Visitors, Visits and Cookies
For the Relevance Module to work across requests, the site needs to be able to track the visitor. For this purpose a cookie is used, with the name _visitor and an expiration time of 2 years. The cookie contains the visitor ID. Note that this is very similar to the way a regular HTTP session ID is stored.
The only information that is stored in the cookie is the visitor ID, a UUID that does not contain any information in itself apart from an identifier to distinguish the visitor from other visitors.
This cookie is likely to fall under the 'Activities unlikely to fall within the exception' section of the cookie guidance document:
Cookies used to recognise a user when
they return to a website so that the
greeting they receive can be tailored
This implies that visitors do need to acknowledge that a cookie will be installed.
A returning visitor is identified solely by the fact that a cookie is available on the first request.
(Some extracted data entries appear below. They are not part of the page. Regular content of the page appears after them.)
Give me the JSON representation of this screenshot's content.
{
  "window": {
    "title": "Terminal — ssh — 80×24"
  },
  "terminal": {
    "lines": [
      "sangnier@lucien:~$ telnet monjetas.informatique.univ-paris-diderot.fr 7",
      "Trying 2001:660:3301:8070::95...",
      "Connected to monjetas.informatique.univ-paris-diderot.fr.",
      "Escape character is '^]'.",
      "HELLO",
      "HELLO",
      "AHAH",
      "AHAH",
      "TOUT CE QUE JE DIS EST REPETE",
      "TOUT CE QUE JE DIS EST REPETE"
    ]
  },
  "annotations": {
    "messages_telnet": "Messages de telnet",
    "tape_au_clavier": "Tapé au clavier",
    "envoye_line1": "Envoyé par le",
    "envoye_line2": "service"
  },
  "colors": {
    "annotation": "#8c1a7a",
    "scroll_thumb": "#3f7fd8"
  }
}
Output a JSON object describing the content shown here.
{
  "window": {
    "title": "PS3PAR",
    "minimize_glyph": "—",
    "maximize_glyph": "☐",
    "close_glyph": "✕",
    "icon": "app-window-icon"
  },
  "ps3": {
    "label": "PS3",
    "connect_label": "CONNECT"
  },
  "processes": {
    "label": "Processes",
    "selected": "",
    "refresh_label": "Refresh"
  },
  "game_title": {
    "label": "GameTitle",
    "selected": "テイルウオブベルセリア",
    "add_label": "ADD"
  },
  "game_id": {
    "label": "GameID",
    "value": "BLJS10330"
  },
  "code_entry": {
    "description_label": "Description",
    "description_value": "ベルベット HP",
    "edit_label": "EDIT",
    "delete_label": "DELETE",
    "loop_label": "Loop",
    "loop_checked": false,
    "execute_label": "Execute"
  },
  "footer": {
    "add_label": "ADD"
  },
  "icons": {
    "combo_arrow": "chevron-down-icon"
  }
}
The visitor data is persisted in a shared backend SQL database. Since the Relevance Module uses a dedicated cookie, requests can be served by any site node; there is no need for (sticky) http sessions.
If, for security reasons, you want the _visitor cookie to be HttpOnly, you can achieve this by configuring:
+ targeting:targeting - targeting:cookiesHttpOnly = true
If not configured, by default, the _visitor cookie won't be http only.